Gwynn “believed the cancer was from chewing tobacco.”
Why am I writing about a baseball “Hall of Famer” in this column?
Because, once I witnessed a livestock judge at a 4-H fair chewing a wad of tobacco and the can of tobacco he had been nipping from, was very visible in his hip pocket.
In fact, it was so visible the can left a faded imprint on the material of the trousers he was wearing.
I became, shall we say, concerned, and I wrote the judge a note stating my concerns that he was giving a very poor impression to the kids.
The next year, he judged again and, I might say, seemed free and clear of his tin of chewing tobacco.
Having said all that, with the 4-H fairs coming up in the next few weeks,
I’m pleading to all the 4-H judges and livestock “jocks” to leave your chewing tobacco home and make sure you have on a pair of jeans that doesn’t show the outline that will tell that once a tin of chewing tobacco was housed in that pocket.
Your job is meant to know that you are an expert and know what is important in the livestock you are judging, you also have the responsibility to show the kids good habits.
I can tell you one thing, watch out for me, because if I’m at a fair that you are at and you are working with the youth of our farming world and you are chewing tobacco, and because I’ve never chewed tobacco and my tongue is still in tact, you will get a tongue lashing from me.
Having said all that, as a teenager, I did smoke. I hated it and most of the cigarettes I lit up usually burned up without too many a puff from me.
But I will tell you, on all my health records, it is recorded that I “was a smoker.”
I try to tell them that I really hated everything about smoking and I usually ate something after I put the thing out, but the health people don’t care about the particulars, they considered the fact that you put a cigarette to your mouth, you were a smoker.
My older sister was so dumb, she would lock herself in the powder room off of the kitchen at my folks house. The room had a small window and she would go in there, open the window and light up a cigarette.
The minute she opened the door to come back out, when she had finished her smoke, this horrid smell would come out with her and because she was in such a closed space, she stunk to high heaven.

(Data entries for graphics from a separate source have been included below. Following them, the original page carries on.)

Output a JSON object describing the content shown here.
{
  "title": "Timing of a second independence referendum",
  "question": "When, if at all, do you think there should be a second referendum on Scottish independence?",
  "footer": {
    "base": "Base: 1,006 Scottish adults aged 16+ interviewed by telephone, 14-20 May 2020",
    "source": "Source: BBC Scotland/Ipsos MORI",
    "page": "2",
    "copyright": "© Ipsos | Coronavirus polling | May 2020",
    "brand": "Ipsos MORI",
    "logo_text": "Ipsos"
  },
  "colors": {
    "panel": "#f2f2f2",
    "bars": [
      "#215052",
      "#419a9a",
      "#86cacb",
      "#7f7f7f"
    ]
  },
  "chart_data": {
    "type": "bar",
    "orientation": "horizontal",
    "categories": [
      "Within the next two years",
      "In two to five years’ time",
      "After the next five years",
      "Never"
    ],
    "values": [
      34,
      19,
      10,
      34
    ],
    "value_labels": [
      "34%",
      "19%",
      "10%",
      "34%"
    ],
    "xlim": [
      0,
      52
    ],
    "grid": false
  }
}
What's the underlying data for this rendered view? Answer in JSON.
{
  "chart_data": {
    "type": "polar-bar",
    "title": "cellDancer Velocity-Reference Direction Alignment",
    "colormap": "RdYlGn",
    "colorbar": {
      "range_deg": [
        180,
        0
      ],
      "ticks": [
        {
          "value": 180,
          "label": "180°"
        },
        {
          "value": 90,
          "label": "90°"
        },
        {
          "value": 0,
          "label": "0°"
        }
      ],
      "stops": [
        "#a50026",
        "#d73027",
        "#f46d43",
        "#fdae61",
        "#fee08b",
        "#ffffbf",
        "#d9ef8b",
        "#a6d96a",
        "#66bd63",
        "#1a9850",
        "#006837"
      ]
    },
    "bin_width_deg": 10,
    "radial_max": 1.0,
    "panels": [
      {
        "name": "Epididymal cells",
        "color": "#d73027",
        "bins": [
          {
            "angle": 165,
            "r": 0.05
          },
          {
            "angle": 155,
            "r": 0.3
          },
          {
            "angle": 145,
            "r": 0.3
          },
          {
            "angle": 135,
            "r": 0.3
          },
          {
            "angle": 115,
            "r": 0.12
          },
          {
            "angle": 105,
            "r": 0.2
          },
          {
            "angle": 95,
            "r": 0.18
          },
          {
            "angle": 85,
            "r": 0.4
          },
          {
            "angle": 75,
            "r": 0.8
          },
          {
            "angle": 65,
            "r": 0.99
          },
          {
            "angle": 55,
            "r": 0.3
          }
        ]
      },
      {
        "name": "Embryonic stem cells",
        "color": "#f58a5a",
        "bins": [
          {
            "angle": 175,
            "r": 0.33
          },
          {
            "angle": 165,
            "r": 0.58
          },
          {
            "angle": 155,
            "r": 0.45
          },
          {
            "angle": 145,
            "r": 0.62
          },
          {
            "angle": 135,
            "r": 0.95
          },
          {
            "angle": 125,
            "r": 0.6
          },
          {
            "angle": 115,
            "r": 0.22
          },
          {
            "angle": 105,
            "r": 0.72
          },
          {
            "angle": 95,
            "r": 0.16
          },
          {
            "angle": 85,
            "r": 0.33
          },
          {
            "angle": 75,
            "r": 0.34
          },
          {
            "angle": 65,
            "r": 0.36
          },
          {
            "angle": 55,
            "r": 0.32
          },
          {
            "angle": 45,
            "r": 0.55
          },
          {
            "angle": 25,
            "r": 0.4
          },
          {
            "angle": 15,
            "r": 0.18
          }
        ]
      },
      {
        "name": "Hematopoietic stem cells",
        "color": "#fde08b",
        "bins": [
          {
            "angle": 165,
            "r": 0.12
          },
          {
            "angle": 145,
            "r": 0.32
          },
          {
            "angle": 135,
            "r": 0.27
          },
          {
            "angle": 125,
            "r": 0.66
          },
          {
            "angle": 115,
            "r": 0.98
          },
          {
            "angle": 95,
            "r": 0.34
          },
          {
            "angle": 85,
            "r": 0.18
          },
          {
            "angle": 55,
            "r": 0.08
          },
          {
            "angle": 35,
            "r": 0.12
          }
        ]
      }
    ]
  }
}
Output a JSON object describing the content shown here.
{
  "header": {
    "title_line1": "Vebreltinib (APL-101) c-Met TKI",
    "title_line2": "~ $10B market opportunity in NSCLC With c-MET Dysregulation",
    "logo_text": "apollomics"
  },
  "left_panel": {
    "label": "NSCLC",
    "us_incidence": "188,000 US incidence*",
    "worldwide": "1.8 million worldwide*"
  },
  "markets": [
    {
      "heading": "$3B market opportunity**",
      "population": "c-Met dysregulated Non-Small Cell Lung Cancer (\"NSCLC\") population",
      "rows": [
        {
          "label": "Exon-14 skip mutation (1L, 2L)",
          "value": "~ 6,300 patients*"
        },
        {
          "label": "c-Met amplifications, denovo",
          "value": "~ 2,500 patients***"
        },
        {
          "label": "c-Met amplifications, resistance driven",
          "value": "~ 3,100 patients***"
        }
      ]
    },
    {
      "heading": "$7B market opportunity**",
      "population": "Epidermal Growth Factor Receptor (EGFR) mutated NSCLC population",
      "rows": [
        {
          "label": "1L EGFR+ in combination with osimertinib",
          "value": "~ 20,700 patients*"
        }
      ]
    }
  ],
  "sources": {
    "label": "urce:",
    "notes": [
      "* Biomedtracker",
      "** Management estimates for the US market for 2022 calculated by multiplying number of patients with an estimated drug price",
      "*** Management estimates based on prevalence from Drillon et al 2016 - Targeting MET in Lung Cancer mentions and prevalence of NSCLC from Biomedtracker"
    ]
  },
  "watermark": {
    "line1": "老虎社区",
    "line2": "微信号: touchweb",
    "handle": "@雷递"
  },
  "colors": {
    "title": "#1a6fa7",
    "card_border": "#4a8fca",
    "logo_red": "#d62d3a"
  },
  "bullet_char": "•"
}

Of course, she always pulled this stunt when it was time to help with the dishes, and I became the dumb one by staying and helping my mother clean up after dinner.
To this day, I want to say to someone who passes near me and has been smoking, that they “stink,” fresh air or not.
But please, if you are a 4-H judge, or a livestock “jock” and you work with the kids, do them a real big favor and chuck the snuff in the garbage. Ciao!
P.S. Platteville, Wis., was hit big time by a tornado this past week. Lots and lots of damage down town and in the outlying areas. Our place in Platteville only lost electricity for a while, but otherwise, it stayed away from us.